May 06, 2014
Ali Abdullatif Ahmida, Ph.D., professor and chair in the Department of Political Science, is the author of a new book, The Libya We do Not Know: History, Culture and Civil Society, published in Arabic by Dar al-Hilal Press in Cairo Egypt, and the Libyan Ministry of Culture.
The book introduces Libya from the perspective of subaltern, ordinary people, examining their social and cultural history, and it provides a critique of the contemporary scholarship and media fixation on Qadhdhafi, oil, and terrorism.
The book is divided into five sections: method and post colonialism; social history and state formation; identity and culture; the rise and collapse of the dictatorship; and the challenges of post revolution, such as arms, security, state building, and truth and national reconciliation.
The Libya We do Not Know has been reviewed and discussed in Egyptian and Libyan media such as al-Qahira, Libya al-Mustaqbal.
Ahmida was born in Waddan, Libya, and educated at Cairo University in Egypt and at the University of Washington, Seattle. His areas of expertise are political theory, comparative politics, and historical sociology. His scholarship focuses on power, agency and anti-colonial resistance in North Africa, especially in modern Libya.
He has published major articles in Italian Studies, International Journal of Middle East Studies, Arab Future, Third World Quarterly and the Arab Journal of International Studies.
Ahmida is the author of several books, including: The Making of Modern Libya: State Formation, Colonialization and Resistance (SUNY Press 1994, 2009); Forgotten Voices: Power and Agency in Colonial and Postcolonial Libya (Routledge Press, 2005); and Post-Orientalism: Critical Reviews of North African Social and Cultural History (The Center of Arab Unity Studies, Beirut, 2009).
He also served as the editor of Beyond Colonialism and Nationalism in the Maghrib: History, Culture and Politics (Palgrave Press, 2000), and Bridges Across the Sahara (Cambridge Scholars Press, 2009).
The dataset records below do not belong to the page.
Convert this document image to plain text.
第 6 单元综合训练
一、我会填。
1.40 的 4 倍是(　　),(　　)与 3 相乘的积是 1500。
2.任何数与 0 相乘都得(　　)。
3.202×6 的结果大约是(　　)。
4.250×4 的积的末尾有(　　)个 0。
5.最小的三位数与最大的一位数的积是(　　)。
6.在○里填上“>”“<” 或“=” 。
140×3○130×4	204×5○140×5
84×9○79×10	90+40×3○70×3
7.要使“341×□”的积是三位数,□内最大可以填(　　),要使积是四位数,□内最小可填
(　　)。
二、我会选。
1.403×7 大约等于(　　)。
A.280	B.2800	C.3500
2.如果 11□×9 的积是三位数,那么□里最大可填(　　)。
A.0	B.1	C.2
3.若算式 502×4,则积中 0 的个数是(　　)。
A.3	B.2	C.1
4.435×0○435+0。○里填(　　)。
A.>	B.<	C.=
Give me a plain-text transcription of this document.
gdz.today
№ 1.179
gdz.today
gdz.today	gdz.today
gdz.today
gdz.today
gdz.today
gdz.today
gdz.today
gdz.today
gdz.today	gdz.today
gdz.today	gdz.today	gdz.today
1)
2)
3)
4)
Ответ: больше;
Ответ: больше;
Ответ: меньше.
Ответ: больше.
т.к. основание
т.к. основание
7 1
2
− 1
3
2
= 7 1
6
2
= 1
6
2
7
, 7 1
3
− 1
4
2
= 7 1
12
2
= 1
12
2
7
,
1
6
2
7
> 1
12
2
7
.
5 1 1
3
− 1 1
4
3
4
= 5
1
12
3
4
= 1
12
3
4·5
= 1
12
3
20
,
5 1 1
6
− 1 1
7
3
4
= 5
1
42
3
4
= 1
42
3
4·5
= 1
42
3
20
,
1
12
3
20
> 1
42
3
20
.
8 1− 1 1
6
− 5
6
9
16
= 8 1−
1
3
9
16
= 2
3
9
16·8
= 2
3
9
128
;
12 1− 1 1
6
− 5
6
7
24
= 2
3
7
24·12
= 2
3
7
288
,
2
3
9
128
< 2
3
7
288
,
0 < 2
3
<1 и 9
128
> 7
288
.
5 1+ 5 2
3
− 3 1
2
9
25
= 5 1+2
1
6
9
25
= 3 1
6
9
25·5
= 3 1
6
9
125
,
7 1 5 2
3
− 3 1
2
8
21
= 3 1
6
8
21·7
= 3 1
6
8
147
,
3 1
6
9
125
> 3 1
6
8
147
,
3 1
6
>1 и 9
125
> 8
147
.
Ahmida has lectured in a variety of U.S., Canadian, European, Middle Eastern and African universities and colleges. He has contributed several book reviews, articles and chapters to books on the African state, identity and alienation, and class and state formation in modern Libya.
He has received many academic grants and awards such as the Social Science Research Council national grant award, the Philip Shehade New Writer’s Award in 1994, and the Kenneally Cup for distinguished academic service of the year at University of New England in 2003. In May 2010, he was awarded the Ludcke Chair of Liberal Arts and Sciences for 2010-11 for excellence in teaching and scholarship at the University of New England.
Ahmida is fluent in Arabic, English and reads Italian and French.